Monday, August 24, 2009

in the mundane then we can find our calling~~ 2009 is the BEST!! my GOD REIGNS!!






I have been thinking of a lot of things lately. My life, my love, my family, my financial, myself…..Too many things till it forms a mountain already I think ^^

Things are not in the proper way they are supposed to be….anyway I dunno actually how proper is proper since me myself even dunno what I really want for next…..

Looking forward for this coming weekend, being baptized, will have new additional name, Phoebe ;D so happy and cant wait to the day to come….looking back, 2009 is a GREATEST BEST year I had! My FYP was A, I was graduated successfully from NTU, took SOT and endure it well till the end and I have had just graduated from SOT and now I am waiting for my water baptism!!~~ God, You are simply AMAZING!! I should live my life to the fullest. Remembering each day God gives to me is a privilege for me to really live on it. Just like D’ Masiv’s song yg Jangan Menyerah~~ it’s true that everyday is a gift we must keep on persist on Hidup adalah Anugerah~~ what a super nice song that inspired me so much…

2009 is the BEST!!

Away from that, I am lost in the so many roads out there to be chosen. Being me, I should have been able to choose what is the best for me and what is the one that I like most. But,………………………………….. I dun have any choices.. I only have 1 choice which I should take in order for me to continue my life, at least better than if I wont take it. I should just take it and give my best into it… right? I should do that rite? But…… I simply cant set my heart right…. I keep on telling myself that I will be OK and there’s no harm to try it, you can even more than succeed Elis! I keep on telling myself you can get blessed and earn a lot, can pay ur debt, give some to mom and dad, and even I can give to orphan too just as what I always dream about…….. But……. I simply cant set my mood right….. I am troubled and I am not OK…. I cant find any fulfillment from it…….. I just dunno why………… I keep deceiving myself and din listen to my own heart (as I actually also not so sure what I want to be)….God…………. I really want to just run away from all this……………………

pusing….and I dun have anybody to talk……..my besties all so busy with their own lives…their school has alr started and I know how busy they are……………I simply dun have someone to talk to…………seems that even though I talk it to others, nothing much will be happened too…Sianz…. I hate transition period…….AaRrgHhhh!!!!!! wanna just shout it out loud!

I need to sit back and think what I actually want for my life….. I did it many times….. still, I cant find any answer about it yet…………. My heart so pain………….. Deep inside my heart, I always fulfilled when my art is great, when I can get someone praise me about my art……..not really art though, just that I like how it is combined and create something nice!
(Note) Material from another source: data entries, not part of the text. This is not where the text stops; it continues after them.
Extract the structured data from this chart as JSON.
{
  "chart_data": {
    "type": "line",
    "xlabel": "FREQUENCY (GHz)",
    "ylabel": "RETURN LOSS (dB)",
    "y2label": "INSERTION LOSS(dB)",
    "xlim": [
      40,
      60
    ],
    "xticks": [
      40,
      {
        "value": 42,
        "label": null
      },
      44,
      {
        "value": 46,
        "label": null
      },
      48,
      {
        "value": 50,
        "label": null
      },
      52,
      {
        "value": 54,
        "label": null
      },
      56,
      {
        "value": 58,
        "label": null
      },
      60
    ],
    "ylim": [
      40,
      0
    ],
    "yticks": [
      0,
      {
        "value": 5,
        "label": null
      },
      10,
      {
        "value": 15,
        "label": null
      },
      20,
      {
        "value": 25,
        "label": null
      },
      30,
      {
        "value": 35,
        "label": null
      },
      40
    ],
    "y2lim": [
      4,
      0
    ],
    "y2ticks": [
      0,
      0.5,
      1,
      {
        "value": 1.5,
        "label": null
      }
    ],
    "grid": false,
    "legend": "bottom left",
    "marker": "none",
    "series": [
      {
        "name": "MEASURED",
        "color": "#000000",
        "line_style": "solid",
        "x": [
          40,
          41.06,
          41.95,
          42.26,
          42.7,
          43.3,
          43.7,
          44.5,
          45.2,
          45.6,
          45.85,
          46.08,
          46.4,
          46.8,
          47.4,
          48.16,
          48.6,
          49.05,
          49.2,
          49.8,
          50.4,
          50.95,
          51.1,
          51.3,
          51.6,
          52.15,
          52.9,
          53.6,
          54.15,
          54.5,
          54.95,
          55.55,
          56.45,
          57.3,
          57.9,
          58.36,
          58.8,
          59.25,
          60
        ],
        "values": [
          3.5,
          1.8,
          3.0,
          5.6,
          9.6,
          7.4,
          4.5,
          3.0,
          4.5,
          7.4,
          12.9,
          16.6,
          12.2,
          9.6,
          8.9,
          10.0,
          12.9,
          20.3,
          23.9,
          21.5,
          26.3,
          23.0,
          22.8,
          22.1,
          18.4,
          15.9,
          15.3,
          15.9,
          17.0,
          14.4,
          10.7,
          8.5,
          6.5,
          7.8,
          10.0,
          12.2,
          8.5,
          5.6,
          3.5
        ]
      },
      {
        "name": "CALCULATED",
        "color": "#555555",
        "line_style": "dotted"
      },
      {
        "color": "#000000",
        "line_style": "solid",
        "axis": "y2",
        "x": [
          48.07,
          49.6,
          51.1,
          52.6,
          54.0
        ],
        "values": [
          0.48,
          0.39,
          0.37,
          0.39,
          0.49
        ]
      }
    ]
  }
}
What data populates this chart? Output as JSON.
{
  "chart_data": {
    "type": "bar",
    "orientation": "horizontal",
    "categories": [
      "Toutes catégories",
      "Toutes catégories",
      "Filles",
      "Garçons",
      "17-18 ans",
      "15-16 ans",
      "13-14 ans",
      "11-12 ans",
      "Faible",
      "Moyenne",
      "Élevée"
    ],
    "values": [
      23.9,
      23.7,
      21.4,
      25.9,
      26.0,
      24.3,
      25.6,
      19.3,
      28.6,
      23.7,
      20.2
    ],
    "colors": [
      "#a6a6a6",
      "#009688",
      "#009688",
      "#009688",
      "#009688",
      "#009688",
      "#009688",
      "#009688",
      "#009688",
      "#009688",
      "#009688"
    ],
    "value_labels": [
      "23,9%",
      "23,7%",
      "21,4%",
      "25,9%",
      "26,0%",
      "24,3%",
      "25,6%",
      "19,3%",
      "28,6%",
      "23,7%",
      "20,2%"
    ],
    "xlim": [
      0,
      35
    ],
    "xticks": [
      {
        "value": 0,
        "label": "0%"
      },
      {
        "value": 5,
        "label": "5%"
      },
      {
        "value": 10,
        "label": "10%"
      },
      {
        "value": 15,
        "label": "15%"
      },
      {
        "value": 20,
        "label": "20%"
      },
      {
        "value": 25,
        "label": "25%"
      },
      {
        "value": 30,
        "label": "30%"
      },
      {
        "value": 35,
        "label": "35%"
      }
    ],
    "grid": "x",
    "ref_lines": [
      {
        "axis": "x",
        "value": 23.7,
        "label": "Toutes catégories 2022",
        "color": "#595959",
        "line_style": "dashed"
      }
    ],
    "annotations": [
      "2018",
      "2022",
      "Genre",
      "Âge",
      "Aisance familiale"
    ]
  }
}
Yet, I dun have any confidence in it….. I was wondering why others can excel so much yet I am just Elis……. why ya……… I still haven’t found my calling yet……. somebody just told me that “in the mundane then we can find our calling”……true true…..

FAITH is all about taking RISK! Jiayou Elis!! must be able to see the 4th dimension realm!! see beyond the natural!!

All things work TOGETHER for GOOD for those who loves God~~

This passage of Bible keeps on reminding me of all God’s good work in my life… Even sometimes when I feel like blaming myself, but God is actually using my mistakes and work it out to be so good! God is always Good! ALL the time!!

YESS!! ALL thing works together for GOOD!! I will always BELIEVE and TRUST God for His promises are always TRUE~~ I believe though my situation currently was in a mess….I dun really know what will happen and I am worried if I take wrong decision…BUT, God will always be with me… He will make a way though there’s no way and I believe God is making everything to work together for good for my growth….and when later when I look back I can praise and thank Him for all that He has done in my life.!

GoGoGO Elis!!! You are more than CONQUEROR!! You are the HEAD and not the tail!! ABOVE and not beneath! Yes you are just simply Elis right now but you will be succeed FOR SURE and help others and don’t ever despise the day of the small beginning!! For God always use your every moment of ur life ! He wastes none of ur experience!! I will TRUST the LORD for the path of righteous man is ordered by Him alone!!

Arise Elis!!! Always give ur BEST in doing things!! and Let HIM do the REST for you~~ Amen!!

God is with me who shall against me! Because of You.. There’s no need to fear!!! HOPE steadfast ever SURE!!
Love Ya God with all my heart and power~~ I may easily get my heart failed, but I will be faithful with all my best~ Thanks God for always being faithful to me though I am faithless to You…. You are my LORD who REIGNS in my life! Always!